Kerry's loss underscored the geographic divide between the Northeast and
the rest of the country. He harked back to Reconstruction to help
explain his point. "One thing Clinton and Gore had going for them was
they were from the South," he said. "There's a lot of resentment toward
the Northeast carpetbagger stereotype, and Kerry fit right in to that."
Mr. Murphy said he understood why Mr. Bush appealed to Southerners in a
way that he did not appeal to New Yorkers. "Even though Bush isn't one
of them - he's a son of privilege - he comes off as just a good old
boy," Mr. Murphy said.

  Pondering the disparity, Bret Adams, a 33-year-old computer
network administrator in Rego Park, Queens, said, "I think a lot of the
country sees New York as a wild and crazy place, where these things like
the war protests happen."

  Ms. Camhe, the film producer, frequents Elaine's restaurant with
friends and spends many mornings on a bench in Central Park talking
politics with homeless people with whom she's become acquainted. She
spent part of Tuesday knocking on doors in Pennsylvania to rustle up
Kerry votes then returned to Manhattan to attend an election-night party
thrown by Miramax's chairman, Harvey Weinstein, at The Palm. Ms. Camhe
was also up much of the night talking to a son in California who was
depressed at the election results.

  When it became clear yesterday morning that the outlook for a
Kerry squeaker was a mirage, she was unable to eat breakfast. Her
doorman on Central Park West gave her a consoling hug. Then a friend
buying coffee along with her said she had just heard a report on
television that Mr. Kerry had conceded and tears welled in Ms. Camhe's
eyes.

  Ms. Camhe explained the habits and beliefs of those dwelling in
the heartland like an anthropologist. "What's different about New York
City is it tends to bring people together and so we can't ignore each
others' dreams and values and it creates a much more inclusive
consciousness," she said. 

"When you're in a more isolated environment, you're more susceptible to
some ideology that's imposed on you." As an example, Ms.
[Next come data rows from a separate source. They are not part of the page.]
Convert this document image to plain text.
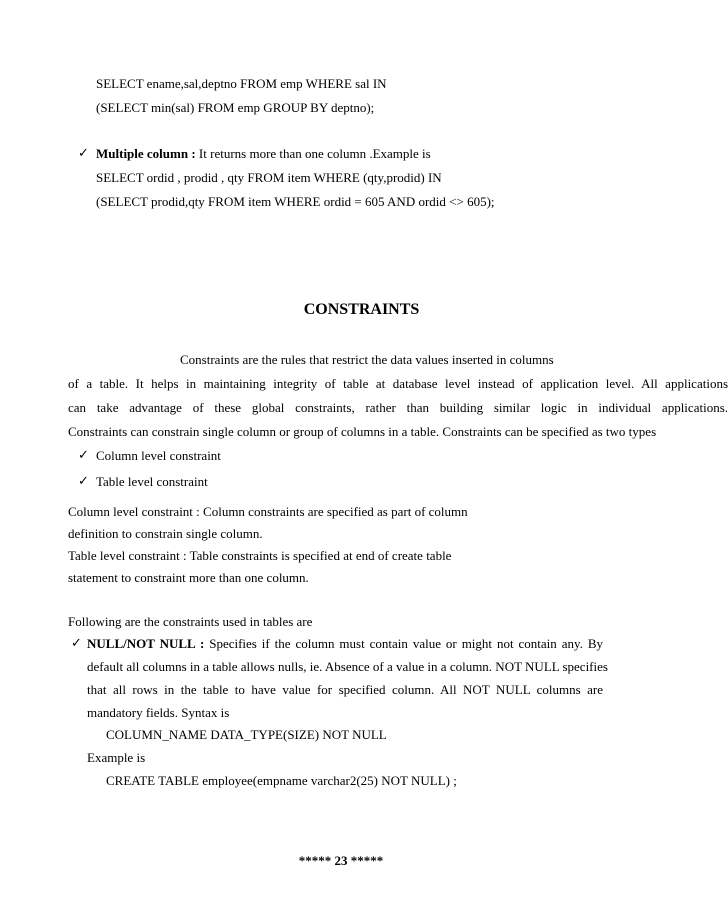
SELECT ename,sal,deptno FROM emp WHERE sal IN
(SELECT min(sal) FROM emp GROUP BY deptno);
✓ Multiple column : It returns more than one column .Example is
SELECT ordid , prodid , qty FROM item WHERE (qty,prodid) IN
(SELECT prodid,qty FROM item WHERE ordid = 605 AND ordid <> 605);
CONSTRAINTS
Constraints are the rules that restrict the data values inserted in columns
of a table. It helps in maintaining integrity of table at database level instead of application level. All applications
can take advantage of these global constraints, rather than building similar logic in individual applications.
Constraints can constrain single column or group of columns in a table. Constraints can be specified as two types
✓ Column level constraint
✓ Table level constraint
Column level constraint : Column constraints are specified as part of column
definition to constrain single column.
Table level constraint : Table constraints is specified at end of create table
statement to constraint more than one column.
Following are the constraints used in tables are
✓ NULL/NOT NULL : Specifies if the column must contain value or might not contain any. By
default all columns in a table allows nulls, ie. Absence of a value in a column. NOT NULL specifies
that all rows in the table to have value for specified column. All NOT NULL columns are
mandatory fields. Syntax is
COLUMN_NAME DATA_TYPE(SIZE) NOT NULL
Example is
CREATE TABLE employee(empname varchar2(25) NOT NULL) ;
***** 23 *****
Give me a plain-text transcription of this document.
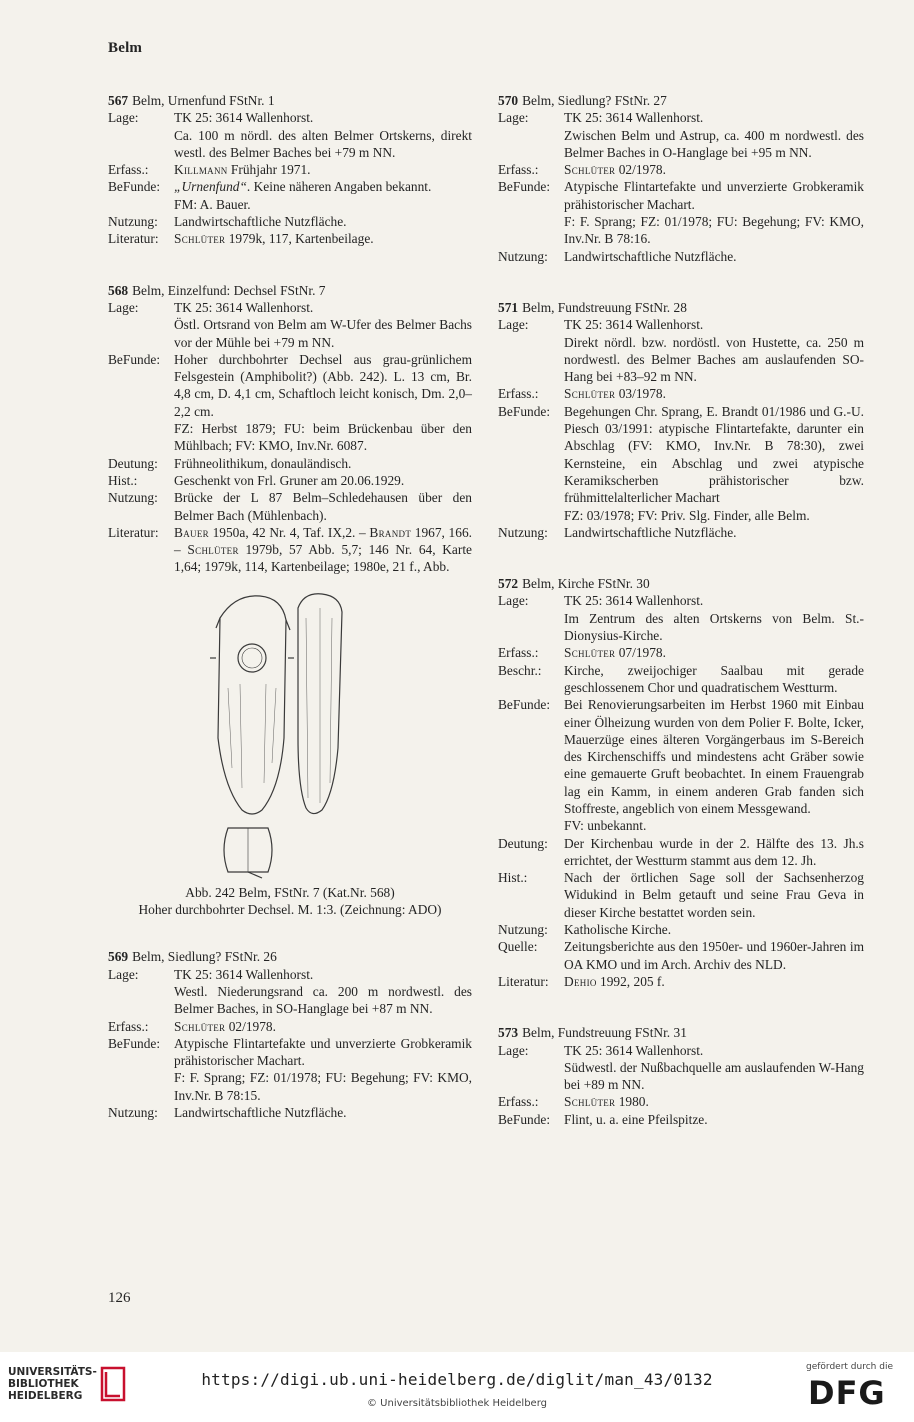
Belm
567 Belm, Urnenfund FStNr. 1
Lage:	TK 25: 3614 Wallenhorst.

Ca. 100 m nördl. des alten Belmer Ortskerns, direkt westl. des Belmer Baches bei +79 m NN.

Erfass.:	Killmann Frühjahr 1971.
BeFunde:	„Urnenfund“. Keine näheren Angaben bekannt.

FM: A. Bauer.

Nutzung:	Landwirtschaftliche Nutzfläche.
Literatur:	Schlüter 1979k, 117, Kartenbeilage.
568 Belm, Einzelfund: Dechsel FStNr. 7
Lage:	TK 25: 3614 Wallenhorst.

Östl. Ortsrand von Belm am W-Ufer des Belmer Bachs vor der Mühle bei +79 m NN.

BeFunde:	Hoher durchbohrter Dechsel aus grau-grünlichem Felsgestein (Amphibolit?) (Abb. 242). L. 13 cm, Br. 4,8 cm, D. 4,1 cm, Schaftloch leicht konisch, Dm. 2,0–2,2 cm.

FZ: Herbst 1879; FU: beim Brückenbau über den Mühlbach; FV: KMO, Inv.Nr. 6087.

Deutung:	Frühneolithikum, donauländisch.
Hist.:	Geschenkt von Frl. Gruner am 20.06.1929.
Nutzung:	Brücke der L 87 Belm–Schledehausen über den Belmer Bach (Mühlenbach).
Literatur:	Bauer 1950a, 42 Nr. 4, Taf. IX,2. – Brandt 1967, 166. – Schlüter 1979b, 57 Abb. 5,7; 146 Nr. 64, Karte 1,64; 1979k, 114, Kartenbeilage; 1980e, 21 f., Abb.
Abb. 242 Belm, FStNr. 7 (Kat.Nr. 568)
Hoher durchbohrter Dechsel. M. 1:3. (Zeichnung: ADO)
569 Belm, Siedlung? FStNr. 26
Lage:	TK 25: 3614 Wallenhorst.

Westl. Niederungsrand ca. 200 m nordwestl. des Belmer Baches, in SO-Hanglage bei +87 m NN.

Erfass.:	Schlüter 02/1978.
BeFunde:	Atypische Flintartefakte und unverzierte Grobkeramik prähistorischer Machart.

F: F. Sprang; FZ: 01/1978; FU: Begehung; FV: KMO, Inv.Nr. B 78:15.

Nutzung:	Landwirtschaftliche Nutzfläche.
570 Belm, Siedlung? FStNr. 27
Lage:	TK 25: 3614 Wallenhorst.

Zwischen Belm und Astrup, ca. 400 m nordwestl. des Belmer Baches in O-Hanglage bei +95 m NN.

Erfass.:	Schlüter 02/1978.
BeFunde:	Atypische Flintartefakte und unverzierte Grobkeramik prähistorischer Machart.

F: F. Sprang; FZ: 01/1978; FU: Begehung; FV: KMO, Inv.Nr. B 78:16.

Nutzung:	Landwirtschaftliche Nutzfläche.
571 Belm, Fundstreuung FStNr. 28
Lage:	TK 25: 3614 Wallenhorst.

Direkt nördl. bzw. nordöstl. von Hustette, ca. 250 m nordwestl. des Belmer Baches am auslaufenden SO-Hang bei +83–92 m NN.

Erfass.:	Schlüter 03/1978.
BeFunde:	Begehungen Chr. Sprang, E. Brandt 01/1986 und G.-U. Piesch 03/1991: atypische Flintartefakte, darunter ein Abschlag (FV: KMO, Inv.Nr. B 78:30), zwei Kernsteine, ein Abschlag und zwei atypische Keramikscherben prähistorischer bzw. frühmittelalterlicher Machart

FZ: 03/1978; FV: Priv. Slg. Finder, alle Belm.

Nutzung:	Landwirtschaftliche Nutzfläche.
572 Belm, Kirche FStNr. 30
Lage:	TK 25: 3614 Wallenhorst.

Im Zentrum des alten Ortskerns von Belm. St.-Dionysius-Kirche.

Erfass.:	Schlüter 07/1978.
Beschr.:	Kirche, zweijochiger Saalbau mit gerade geschlossenem Chor und quadratischem Westturm.
BeFunde:	Bei Renovierungsarbeiten im Herbst 1960 mit Einbau einer Ölheizung wurden von dem Polier F. Bolte, Icker, Mauerzüge eines älteren Vorgängerbaus im S-Bereich des Kirchenschiffs und mindestens acht Gräber sowie eine gemauerte Gruft beobachtet. In einem Frauengrab lag ein Kamm, in einem anderen Grab fanden sich Stoffreste, angeblich von einem Messgewand.

FV: unbekannt.

Deutung:	Der Kirchenbau wurde in der 2. Hälfte des 13. Jh.s errichtet, der Westturm stammt aus dem 12. Jh.
Hist.:	Nach der örtlichen Sage soll der Sachsenherzog Widukind in Belm getauft und seine Frau Geva in dieser Kirche bestattet worden sein.
Nutzung:	Katholische Kirche.
Quelle:	Zeitungsberichte aus den 1950er- und 1960er-Jahren im OA KMO und im Arch. Archiv des NLD.
Literatur:	Dehio 1992, 205 f.
573 Belm, Fundstreuung FStNr. 31
Lage:	TK 25: 3614 Wallenhorst.

Südwestl. der Nußbachquelle am auslaufenden W-Hang bei +89 m NN.

Erfass.:	Schlüter 1980.
BeFunde:	Flint, u. a. eine Pfeilspitze.
126
UNIVERSITÄTS-
BIBLIOTHEK
HEIDELBERG
https://digi.ub.uni-heidelberg.de/diglit/man_43/0132
© Universitätsbibliothek Heidelberg
gefördert durch die
DFG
Camhe offered
the different attitudes New Yorkers may have about social issues like
gay marriage. "We live in this marvelous diversity where we actually
have gay neighbors," she said. "They're not some vilified unknown.
They're our neighbors." But she said that a dichotomy of outlooks was
bad for the country.

  "If the heartland feels so alienated from us, then it behooves us
to wrap our arms around the heartland," she said. "We need to bring our
way of life, which is honoring diversity and having compassion for
people with different lifestyles, on a trip around the country."